Les gardes continuaient leur travail, indifférents. Les tonneaux s'enfonçaient avec des succions d'eau, là où le marais ne rendrait jamais ses morts. Le corps d'un homme — le forgeron, peut-être ? — passa près de lui, porté comme une outre vide.
Thomas attendit. Il compta les splendeurs dans l'eau. Une. Deux. Trois. Puis le bruit des pas qui remontaient le chemin, les jurons de Wat à propos de sa botte pleine de vase, et enfin le grincement de la charrette qui repartait vide vers le village.
La nuit redevint silencieuse. Seuls les grenouilles et un oiseau de nuit troublaient le calme.
Thomas resta allongé dans les roseaux jusqu'à ce que ses jambes cessent de trembler. Puis il bougea. L'eau du marais montait à sa taille quand il se mit debout, cherchant la berge à tâtons. Ses mains trouvèrent une racine, une autre, un talus de terre plus ferme. Il s'y hissa et resta là, à genoux dans l'herbe humide, à respirer l'air du monde libre.
La nuit autour de lui était d'un noir profond, mais il distinguait la silhouette du village à quelques centaines de mètres, un tas informe de toits et d'arbres sous un ciel sans lune. Une lumière vacillait à une fenêtre. Celle d'Agnès, peut-être. Ou celle de sir Richard, qui se croyait déjà débarrassé de lui.
Thomas se releva. Ses mains tremblaient encore, ses poignets saignaient, mais une colère claire et froide montait dans sa poitrine.
Ils l'avaient jeté au marais comme un chien mort. Ils avaient écrit son nom au registre des pestiférés. Mais le registre des vivants, eux, ne savait pas encore où le porter.
Il trouva son chemin vers le chemin de terre, marchant en parallèle des traces de la charrette, suffisamment loin des ornières pour ne pas attirer un œil attentif. Ses vêtements dégoulinaient. Il s'arrêta devant la première chaumière abandonnée à l'entrée du village, une masure au toit effondré que la peste avait vidée le mois précédent.
Il tâtonna sous une poutre, trouva un vieux manteau de laine, raide de crasse mais entier, et une paire de bottes trop grandes pour lui. Une corde servait de ceinture. Il se dépouilla de sa tunique trempée, enfila le manteau, et se couvrit les cheveux d'un vieux morceau de toile qu'il retrouva accroché à un clou.
Il n'avait pas de plan précis, pas d'arme, pas d'alliés qu'il savait vivants. Mais il avait la certitude que Whitfield arriverait le lendemain, et qu'il amènerait avec lui les chaînes de Londres. Sir Richard avait besoin d'un mort nommé Thomas Blackwood pour que son commerce continue. Le village avait besoin d'un mort désigné pour que sa peur reste dirigée vers la peste plutôt que vers les vivants qui les transportaient comme du bétail.

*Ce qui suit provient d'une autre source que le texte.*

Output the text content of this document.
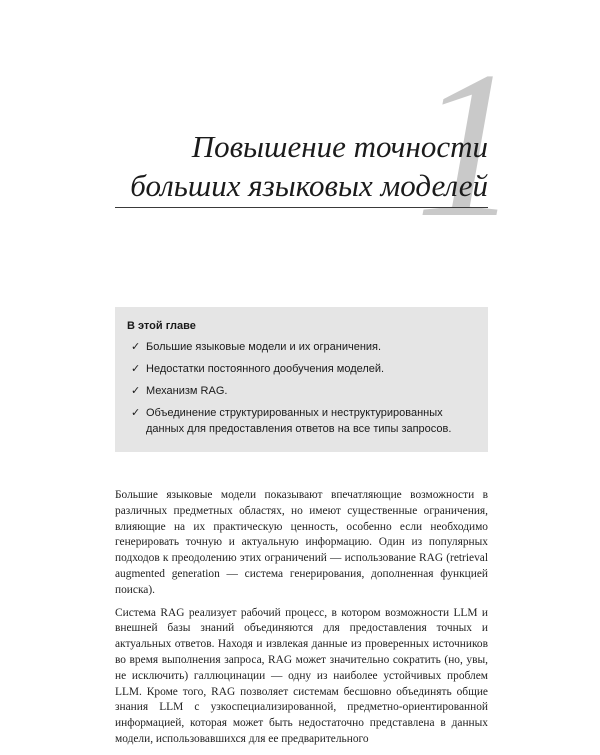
1
Повышение точности
больших языковых моделей
В этой главе
✓ Большие языковые модели и их ограничения.
✓ Недостатки постоянного дообучения моделей.
✓ Механизм RAG.
✓ Объединение структурированных и неструктурированных данных для предоставления ответов на все типы запросов.

Большие языковые модели показывают впечатляющие возможности в различных предметных областях, но имеют существенные ограничения, влияющие на их практическую ценность, особенно если необходимо генерировать точную и актуальную информацию. Один из популярных подходов к преодолению этих ограничений — использование RAG (retrieval augmented generation — система генерирования, дополненная функцией поиска).

Система RAG реализует рабочий процесс, в котором возможности LLM и внешней базы знаний объединяются для предоставления точных и актуальных ответов. Находя и извлекая данные из проверенных источников во время выполнения запроса, RAG может значительно сократить (но, увы, не исключить) галлюцинации — одну из наиболее устойчивых проблем LLM. Кроме того, RAG позволяет системам бесшовно объединять общие знания LLM с узкоспециализированной, предметно-ориентированной информацией, которая может быть недостаточно представлена в данных модели, использовавшихся для ее предварительного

Thomas s'adossa au mur de la masure, ferma les yeux, et entendit le marais clapoter au loin, avalant ses secrets.
Il ne savait pas encore comment il empêcherait Whitfield de le démasquer. Il ne savait pas comment il sortirait Eleanor et Aldous des griffes de sir Richard. Mais il savait une chose : le marais avait eu pitié de lui. Et cette nuit, le village Poxed allait le découvrir.

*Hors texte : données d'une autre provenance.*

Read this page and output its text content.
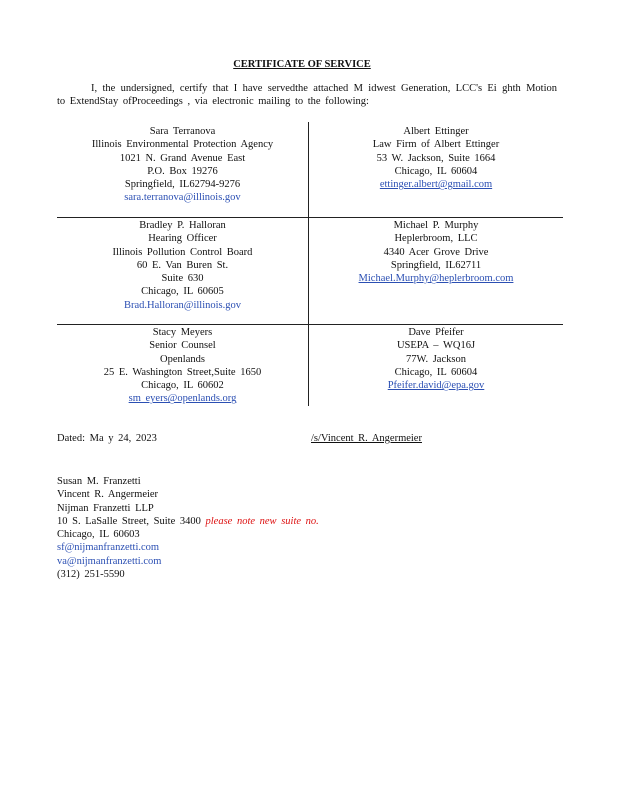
CERTIFICATE OF SERVICE
I, the undersigned, certify that I have servedthe attached M idwest Generation, LCC's Ei ghth Motion to ExtendStay ofProceedings , via electronic mailing to the following:
Sara Terranova
Illinois Environmental Protection Agency
1021 N. Grand Avenue East
P.O. Box 19276
Springfield, IL62794-9276
sara.terranova@illinois.gov
Albert Ettinger
Law Firm of Albert Ettinger
53 W. Jackson, Suite 1664
Chicago, IL 60604
ettinger.albert@gmail.com
Bradley P. Halloran
Hearing Officer
Illinois Pollution Control Board
60 E. Van Buren St.
Suite 630
Chicago, IL 60605
Brad.Halloran@illinois.gov
Michael P. Murphy
Heplerbroom, LLC
4340 Acer Grove Drive
Springfield, IL62711
Michael.Murphy@heplerbroom.com
Stacy Meyers
Senior Counsel
Openlands
25 E. Washington Street,Suite 1650
Chicago, IL 60602
sm eyers@openlands.org
Dave Pfeifer
USEPA – WQ16J
77W. Jackson
Chicago, IL 60604
Pfeifer.david@epa.gov
Dated: Ma y 24, 2023	/s/Vincent R. Angermeier
Susan M. Franzetti
Vincent R. Angermeier
Nijman Franzetti LLP
10 S. LaSalle Street, Suite 3400 please note new suite no.
Chicago, IL 60603
sf@nijmanfranzetti.com
va@nijmanfranzetti.com
(312) 251-5590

Il se laissa glisser le long du mur et s'assit dans l'ombre, attendant que la nuit se dessèche sur ses vêtements. La lumière d'Agnès brûlait toujours dans l'obscurité, un petit point orange têtu. Pendant que le marais avalait les morts, elle tenait la veille pour les vivants. Pour lui.
Quand les premières lueurs de l'aube strièrent l'horizon, Thomas Blackwood se leva, replaça la toile sale sur sa tête, et marcha vers la taverne.